Du théâtre depuis chez soi où il est aussi question d'accessibilité, un passionnant documentaire sur Netflix où "les éclopés" ont la parole, des lectures à caractère patrimonial en lien avec la cécité, voilà ce que nous vous proposons...

Teenage Dick, le théâtre à domicile

Dans notre précédent billet Chicago bis - Handicap, représentation, accessibilité, nous avons parlé de cette pièce commandée par the Apothetae, écrite en 2016 par Mike Lew et montée à New York en 2018. Nous avions aussi mentionné the Apothetae, structure new-yorkaise fondée par Gregg Mozgala, comédien ayant une IMC (Infirmité Motrice Cérébrale), et qui a d'ailleurs crée le rôle de Richard à New York. Ces derniers jours, the Apothetae et the Lark ont annoncé le lancement de leur deuxième bourse majeure pour des auteurs handicapés ou sourds. Si cela vous intéresse, vous pouvez postuler jusqu'au 14 juin prochain.

Teenage_Dick.jpg
Affiche de "teenage Dick" mis en scène par Brian Balcom au Theater Wit

"Teenage Dick" a également été montée en Angleterre l'année dernière, mais c'est dans la version chicagoane que nous l'avons vue.
Nous y revenons parce qu'après avoir vu la première répétition publique, nous avons tenté la version "confinée", à travers un écran d'ordinateur et avec sept heures de décalage horaire.
Cette fois-ci, enregistrée lors de la dernière représentation en public, les décors étaient terminés et la comédienne interprétant Clarissa avait été remplacée par sa doublure, a priori pour des raisons de santé. L'intérêt du théâtre est avant tout d'être dans la salle avec les comédiens et le reste du public mais en cette période où tous les lieux culturels sont fermés, nous voyons naître un peu partout des initiatives pour amener le théâtre dans nos maisons. La Comédie Française propose ainsi des rendez-vous quotidiens, le Théâtre de la Colline diffuse le journal du confinement de Wajdi Mouawad... A travers les Etats-Unis, plusieurs théâtres diffusent des pièces en vidéo. Certains, comme le Theater Wit ou le Timeline Theatre, tous les deux à Chicago, vendent pour chaque diffusion, le nombre de places que comporte chacun des théâtres. En l'occurence ici, respectivement 98 et 99 places. Si vous avez envie de tenter l'expérience, cet article intitulé Onscreen this month - quarantine edition vous donnera des pistes, certaines à consommer très rapidement...
Il y a un autre article issu du journal American Theatre dont le site est une vraie mine de renseignements pour qui s'intéresse au théâtre américain, qui a retenu notre attention. Intitulé Streams before the flood, il recense les initiatives et tentatives de théâtre à distance, mais surtout, il parle aussi d'un sujet que nous n'avons pas encore vu émerger dans les médias français : l'accessibilité. Son auteur, Jerald Raymond Pierce, donne ainsi la parole à Mickey Rowe, co-fondateur de National Disability Theatre indique ainsi que la possibilité de voir une pièce de théâtre depuis son domicile est une chose que la communauté des personnes handicapées réclame depuis longtemps ("an at-home streaming option for current shows is something the disability community has been calling for for a long time").

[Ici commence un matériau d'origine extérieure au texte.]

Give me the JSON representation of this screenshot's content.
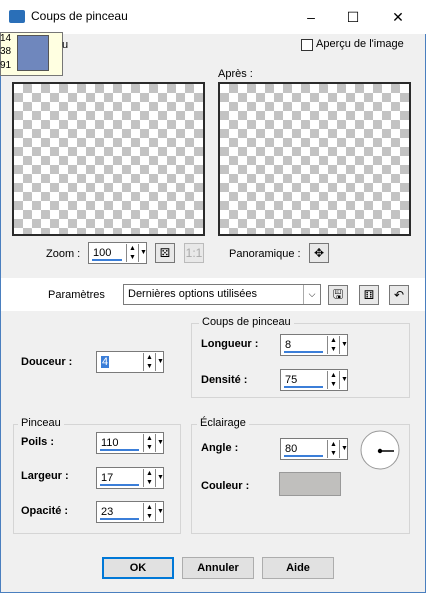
{
  "window": {
    "title": "Coups de pinceau",
    "minimize": "–",
    "maximize": "☐",
    "close": "✕"
  },
  "color_tooltip": {
    "lines": [
      "14",
      "38",
      "91"
    ],
    "swatch_color": "#6f87bd",
    "partial_label": "u"
  },
  "preview": {
    "checkbox_label": "Aperçu de l'image",
    "after_label": "Après :"
  },
  "zoom": {
    "label": "Zoom :",
    "value": "100"
  },
  "pan": {
    "label": "Panoramique :"
  },
  "params": {
    "label": "Paramètres",
    "selected": "Dernières options utilisées"
  },
  "softness": {
    "label": "Douceur :",
    "value": "4"
  },
  "stroke": {
    "group_label": "Coups de pinceau",
    "length_label": "Longueur :",
    "length_value": "8",
    "density_label": "Densité :",
    "density_value": "75"
  },
  "brush": {
    "group_label": "Pinceau",
    "bristles_label": "Poils :",
    "bristles_value": "110",
    "width_label": "Largeur :",
    "width_value": "17",
    "opacity_label": "Opacité :",
    "opacity_value": "23"
  },
  "lighting": {
    "group_label": "Éclairage",
    "angle_label": "Angle :",
    "angle_value": "80",
    "color_label": "Couleur :",
    "color_value": "#c0bfbd"
  },
  "buttons": {
    "ok": "OK",
    "cancel": "Annuler",
    "help": "Aide"
  }
}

“This should always be an option,” Rowe said. “For a lot of people with disabilities, getting out the door and attending the theatre in person is just not possible or reasonable. This doesn’t mean that they don’t want to attend your theatre or become a subscriber. Your theatre, and the travel to get to the theatre, simply isn’t accessible for them.”

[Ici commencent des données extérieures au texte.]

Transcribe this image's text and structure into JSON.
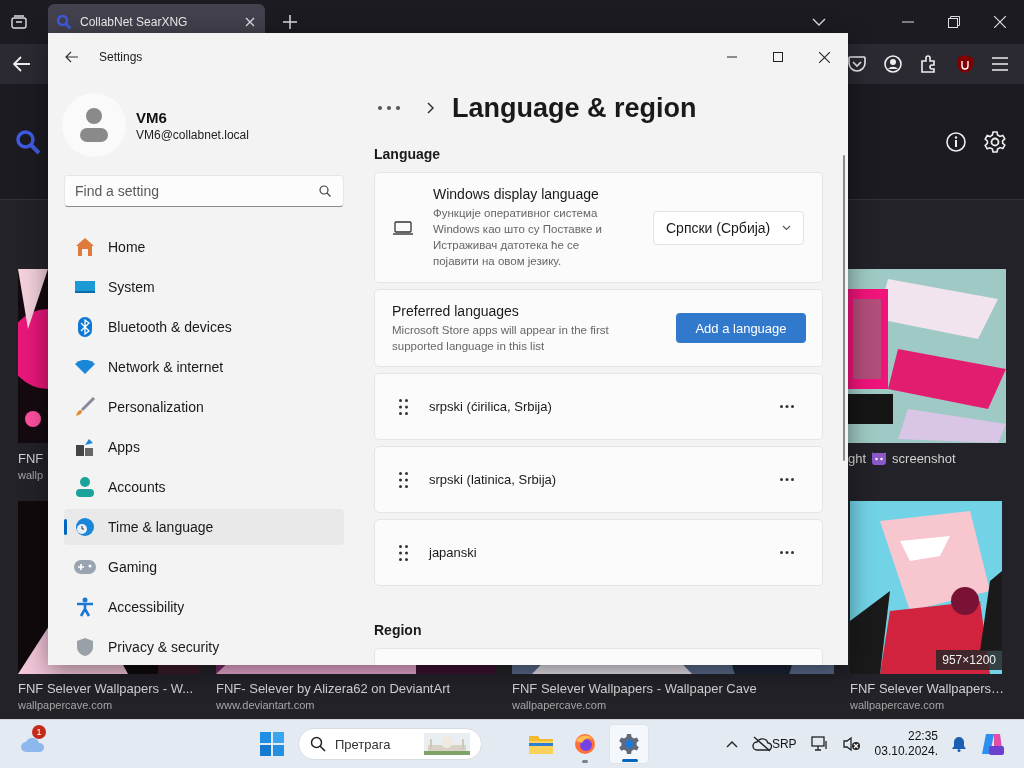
{
  "browser": {
    "tab": {
      "title": "CollabNet SearXNG"
    }
  },
  "results": {
    "row_1": [
      {
        "title": "FNF",
        "site": "wallp"
      },
      {
        "title": "ght",
        "title_end": "screenshot"
      }
    ],
    "row_2": [
      {
        "title": "FNF Selever Wallpapers - W...",
        "site": "wallpapercave.com"
      },
      {
        "title": "FNF- Selever by Alizera62 on DeviantArt",
        "site": "www.deviantart.com"
      },
      {
        "title": "FNF Selever Wallpapers - Wallpaper Cave",
        "site": "wallpapercave.com"
      },
      {
        "title": "FNF Selever Wallpapers…",
        "site": "wallpapercave.com",
        "size": "957×1200"
      }
    ]
  },
  "settings": {
    "title": "Settings",
    "user": {
      "name": "VM6",
      "email": "VM6@collabnet.local"
    },
    "search": {
      "placeholder": "Find a setting"
    },
    "nav": [
      {
        "label": "Home",
        "selected": false
      },
      {
        "label": "System",
        "selected": false
      },
      {
        "label": "Bluetooth & devices",
        "selected": false
      },
      {
        "label": "Network & internet",
        "selected": false
      },
      {
        "label": "Personalization",
        "selected": false
      },
      {
        "label": "Apps",
        "selected": false
      },
      {
        "label": "Accounts",
        "selected": false
      },
      {
        "label": "Time & language",
        "selected": true
      },
      {
        "label": "Gaming",
        "selected": false
      },
      {
        "label": "Accessibility",
        "selected": false
      },
      {
        "label": "Privacy & security",
        "selected": false
      }
    ],
    "page_title": "Language & region",
    "language": {
      "heading": "Language",
      "display_language": {
        "title": "Windows display language",
        "description": "Функције оперативног система Windows као што су Поставке и Истраживач датотека ће се појавити на овом језику.",
        "value": "Српски (Србија)"
      },
      "preferred": {
        "title": "Preferred languages",
        "description": "Microsoft Store apps will appear in the first supported language in this list",
        "button": "Add a language"
      },
      "languages": [
        {
          "name": "srpski (ćirilica, Srbija)"
        },
        {
          "name": "srpski (latinica, Srbija)"
        },
        {
          "name": "japanski"
        }
      ]
    },
    "region": {
      "heading": "Region"
    }
  },
  "taskbar": {
    "weather_badge": "1",
    "search": {
      "placeholder": "Претрага"
    },
    "apps": [
      {
        "running": false,
        "selected": false
      },
      {
        "running": true,
        "selected": false
      },
      {
        "running": true,
        "selected": true
      }
    ],
    "tray": {
      "input_language": "SRP",
      "time": "22:35",
      "date": "03.10.2024."
    }
  }
}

Rowe ajoute : "Cela devrait toujours être une possibilité. Pour beaucoup de personnes handicapées, sortir de chez soi et se déplacer physiquement au théâtre n'est simplement pas possible ou raisonnable. Mais cela ne signifie pas pour autant qu'elles ne souhaitent pas venir au théâtre ou y être abonnées. Votre théâtre, et le trajet pour s'y rendre, n'est tout simplement pas accessible pour elles."

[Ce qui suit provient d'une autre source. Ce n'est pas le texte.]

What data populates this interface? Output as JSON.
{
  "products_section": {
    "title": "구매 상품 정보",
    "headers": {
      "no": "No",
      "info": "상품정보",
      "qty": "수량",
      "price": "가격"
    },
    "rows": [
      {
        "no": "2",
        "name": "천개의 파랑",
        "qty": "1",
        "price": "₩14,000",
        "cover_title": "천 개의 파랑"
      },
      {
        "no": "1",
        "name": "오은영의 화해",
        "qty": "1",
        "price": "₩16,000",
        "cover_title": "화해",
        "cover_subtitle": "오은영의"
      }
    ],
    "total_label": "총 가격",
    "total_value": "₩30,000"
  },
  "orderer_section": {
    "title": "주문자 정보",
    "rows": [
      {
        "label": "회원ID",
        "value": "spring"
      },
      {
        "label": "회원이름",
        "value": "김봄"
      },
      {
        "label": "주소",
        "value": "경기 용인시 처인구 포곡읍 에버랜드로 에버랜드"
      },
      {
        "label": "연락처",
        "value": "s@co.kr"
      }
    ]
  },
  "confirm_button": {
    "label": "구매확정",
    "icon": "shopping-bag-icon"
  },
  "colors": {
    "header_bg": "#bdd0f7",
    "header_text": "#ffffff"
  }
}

Mickey Rowe, acteur lui-même, autiste et légalement aveugle, souligne aussi qu'il existe déjà des solutions techniques permettant d'ajouter des sous-titres ou de l'audiodescription à des vidéos qui pourraient être utilisées dans les versions diffusées par les productions. Jeremy Wechsler, le directeur du Theater Wit, indique qu'à terme, il y aura une version audiodécrite et sous-titrée de Teenage Dick. A ce jour, nous n'avons pas vu d'indications relatives à cela sur le site de réservation mais la pièce est diffusée jusqu'au 19 avril prochain.

Crip Camp

Le 25 mars dernier, Netflix mettait en ligne un documentaire produit par le couple Obama, Crip Camp et réalisé par des professionnels handicapés dont Jim LeBrecht, ingénieur du son, dont on suit le parcours à travers l'aventure des droits civiques. Si vous n'avez pas Netflix, profitez du mois d'essai gratuit pour vous jetez sur ce documentaire passionnant, réjouissant, mené de bout en bout par des personnes handicapés, tout handicap confondu. Cela vous permettra aussi, si cette histoire ne vous est pas familière, de retracer la lutte des personnes handicapées américaines pour leurs droits civiques, du Camp Jened, colonie de vacances tenue par des hippies, dans les années 1970 qui accueillait des personnes handicapées de tous les Etats-Unis, jusqu'à l'ADA (Americans with Disabilities Act) de 1990, Judith Heumann en tête, infatigable avocate des droits civiques. Il est aussi beaucoup question de solidarité dans ce documentaire, d'images d'archives mais aussi d'images d'aujourd'hui. Et, comme le rappelle Cécile Marchand Ménard, dans cet article paru sur Télérama, "Prix du public au dernier Festival de Sundance, Crip camp souligne que les droits des minorités sont fragiles, et jamais totalement acquis. Si connaître l’histoire des luttes est l’une des clés pour renforcer ces droits, alors le documentaire du couple Obama fait figure d’œuvre d’utilité publique."
Tout est dit, nous vous aurons prévenus. A voir absolument et d'urgence! Il paraît qu'en ce moment, vous avez plein de temps libre...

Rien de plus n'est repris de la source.